In der Provinz Edirne gibt es Grenzübergänge nach Griechenland und nach Bulgarien. Allerdings berichteten bis zum Abend weder Sofia noch Athen über das Eintreffen größerer Zahlen von Migranten. Zuvor hatte Erdogan bestätigt, dass die Türkei keine Flüchtlinge mehr auf ihren Weg nach Europa abhalte und gesagt, man habe die Grenze für Migranten geöffnet. Seit Freitag machen sich zahlreiche Migranten in der Türkei auf den Weg zur Grenze und versuchen, in die EU zu gelangen.

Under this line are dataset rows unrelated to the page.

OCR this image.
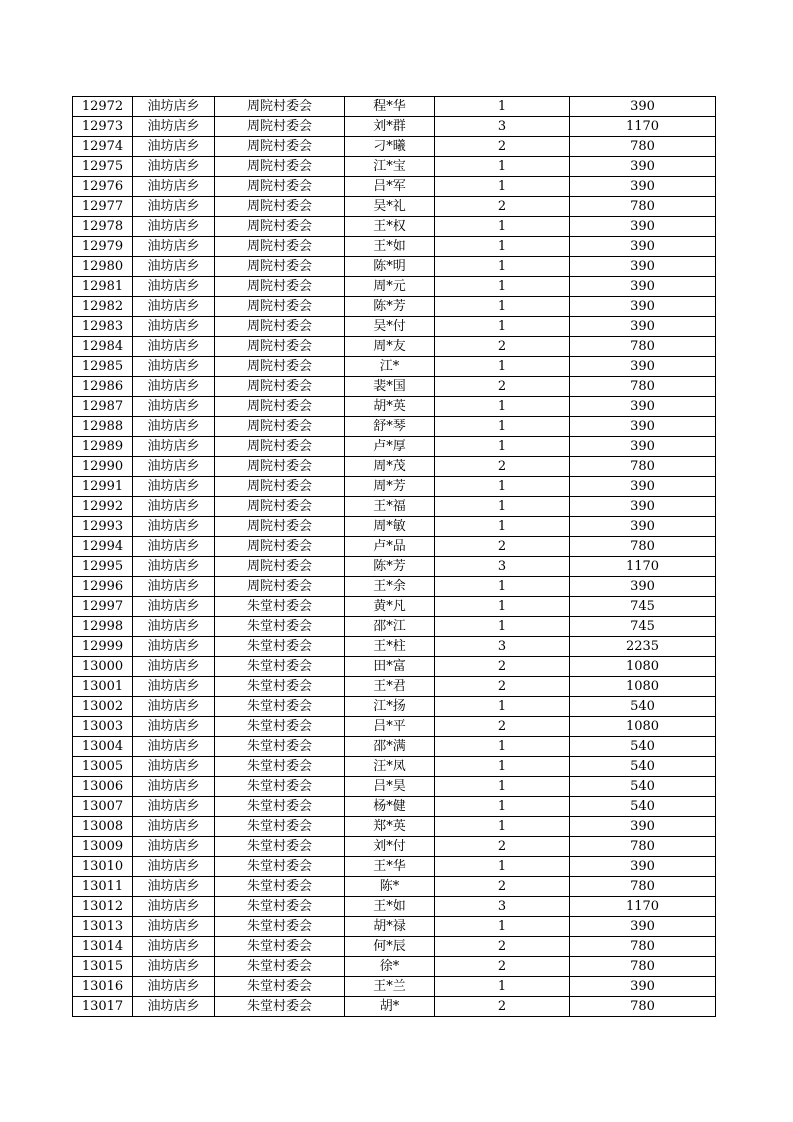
12972	油坊店乡	周院村委会	程*华	1	390
12973	油坊店乡	周院村委会	刘*群	3	1170
12974	油坊店乡	周院村委会	刁*曦	2	780
12975	油坊店乡	周院村委会	江*宝	1	390
12976	油坊店乡	周院村委会	吕*军	1	390
12977	油坊店乡	周院村委会	吴*礼	2	780
12978	油坊店乡	周院村委会	王*权	1	390
12979	油坊店乡	周院村委会	王*如	1	390
12980	油坊店乡	周院村委会	陈*明	1	390
12981	油坊店乡	周院村委会	周*元	1	390
12982	油坊店乡	周院村委会	陈*芳	1	390
12983	油坊店乡	周院村委会	吴*付	1	390
12984	油坊店乡	周院村委会	周*友	2	780
12985	油坊店乡	周院村委会	江*	1	390
12986	油坊店乡	周院村委会	裴*国	2	780
12987	油坊店乡	周院村委会	胡*英	1	390
12988	油坊店乡	周院村委会	舒*琴	1	390
12989	油坊店乡	周院村委会	卢*厚	1	390
12990	油坊店乡	周院村委会	周*茂	2	780
12991	油坊店乡	周院村委会	周*芳	1	390
12992	油坊店乡	周院村委会	王*福	1	390
12993	油坊店乡	周院村委会	周*敏	1	390
12994	油坊店乡	周院村委会	卢*品	2	780
12995	油坊店乡	周院村委会	陈*芳	3	1170
12996	油坊店乡	周院村委会	王*余	1	390
12997	油坊店乡	朱堂村委会	黄*凡	1	745
12998	油坊店乡	朱堂村委会	邵*江	1	745
12999	油坊店乡	朱堂村委会	王*柱	3	2235
13000	油坊店乡	朱堂村委会	田*富	2	1080
13001	油坊店乡	朱堂村委会	王*君	2	1080
13002	油坊店乡	朱堂村委会	江*扬	1	540
13003	油坊店乡	朱堂村委会	吕*平	2	1080
13004	油坊店乡	朱堂村委会	邵*满	1	540
13005	油坊店乡	朱堂村委会	汪*凤	1	540
13006	油坊店乡	朱堂村委会	吕*昊	1	540
13007	油坊店乡	朱堂村委会	杨*健	1	540
13008	油坊店乡	朱堂村委会	郑*英	1	390
13009	油坊店乡	朱堂村委会	刘*付	2	780
13010	油坊店乡	朱堂村委会	王*华	1	390
13011	油坊店乡	朱堂村委会	陈*	2	780
13012	油坊店乡	朱堂村委会	王*如	3	1170
13013	油坊店乡	朱堂村委会	胡*禄	1	390
13014	油坊店乡	朱堂村委会	何*辰	2	780
13015	油坊店乡	朱堂村委会	徐*	2	780
13016	油坊店乡	朱堂村委会	王*兰	1	390
13017	油坊店乡	朱堂村委会	胡*	2	780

An der Grenze zu Griechenland kam es im Laude des Samstags zu Zusammenstößen zwischen Migranten und der dortigen Polizei. Die Regierung in Athen bekräftigte ihre Entschlossenheit, die Grenze mit aller Macht zu sichern. In der umkämpften syrischen Provinz Idlib setzten sich die Gefechte fort.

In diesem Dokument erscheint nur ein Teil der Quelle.